Meta will likely keep spending at least $12 billion per year in its Reality Labs, and losing similar amounts, for the foreseeable future. Zuck doesn’t envision its AR and VR headsets to become meaningful revenue contributors until the 2030s. He has, however, committed to keep growing the company’s overall profitability.

But how quickly will that profitability grow?
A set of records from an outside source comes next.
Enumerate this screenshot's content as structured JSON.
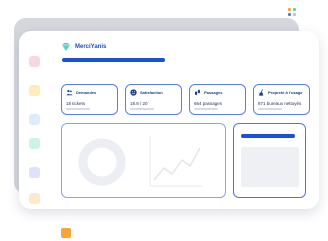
{
  "colors": {
    "accent": "#1a4fd8",
    "card_border": "#5a7fd9",
    "nav_dots": [
      "#f7c9d4",
      "#fbe7a3",
      "#cfe7fb",
      "#bfeedd",
      "#d6d8fb",
      "#fde3b8"
    ],
    "orange": "#f7a43a"
  },
  "header": {
    "brand": "MerciYanis",
    "brand_icon": "diamond-icon"
  },
  "stats": [
    {
      "icon": "users-icon",
      "title": "Demandes",
      "value": "18 tickets"
    },
    {
      "icon": "smiley-icon",
      "title": "Satisfaction",
      "value": "18.8 / 20"
    },
    {
      "icon": "footsteps-icon",
      "title": "Passages",
      "value": "664 passages"
    },
    {
      "icon": "broom-icon",
      "title": "Propreté à l'usage",
      "value": "871 bureaux nettoyés"
    }
  ]
}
While Facebook and Instagram continue to have engagement levels higher than pre-pandemic days, and its user base continues to grow overall—incredibly, given that Meta reported nearly 3 billion MAUs last quarter—there is a huge number of challenges facing the company:

  • Increased regulatory headwinds – how serious will DMA’s impact be?
  • Will Apple continue to tighten the ad-targeting noose with iOS 15/16?
  • How long will it take for Reels to monetize at Feed levels?
  • Will TikTok’s threat to engagement continue to grow?
  • How many quarters, or years, will it take for Meta to recover the lost signal for ad targeting?

While 12x earnings feels low, it also seems appropriate for a company facing so many challenges, in a state of perpetual turnaround. Companies with very predictable earnings streams should, in theory, trade at higher multiples. Meta, on the other hand, is engaged in a never-ending game of whack-a-mole.

It is possible Meta will have a lid on its multiple until it can prove to be the steady grower it was previously.

This would be the bear case.

The bull case would be that Meta continues to have a strong balance sheet and enormous free cash flows (it generated nearly $40 billion last year and is expected to generate over $24 billion in the coming year).

If Zuck and Cox are successful in their exhortations for better and more ruthless execution, it’s not out of the realm of possibility that Meta fixes its issues more quickly than expected. Given the low entry multiple, if earnings grew in the mid-teens, the total return on the stock, long-term, would be over twenty percent compounded (assuming the multiple didn’t go even lower).

There’s not much to be done about Apple and regulators, but there’s a strong case to be made for banning TikTok.

With voting control of the company he co-founded, it’s on Zuck to prove he can get back on his streak of winning bets.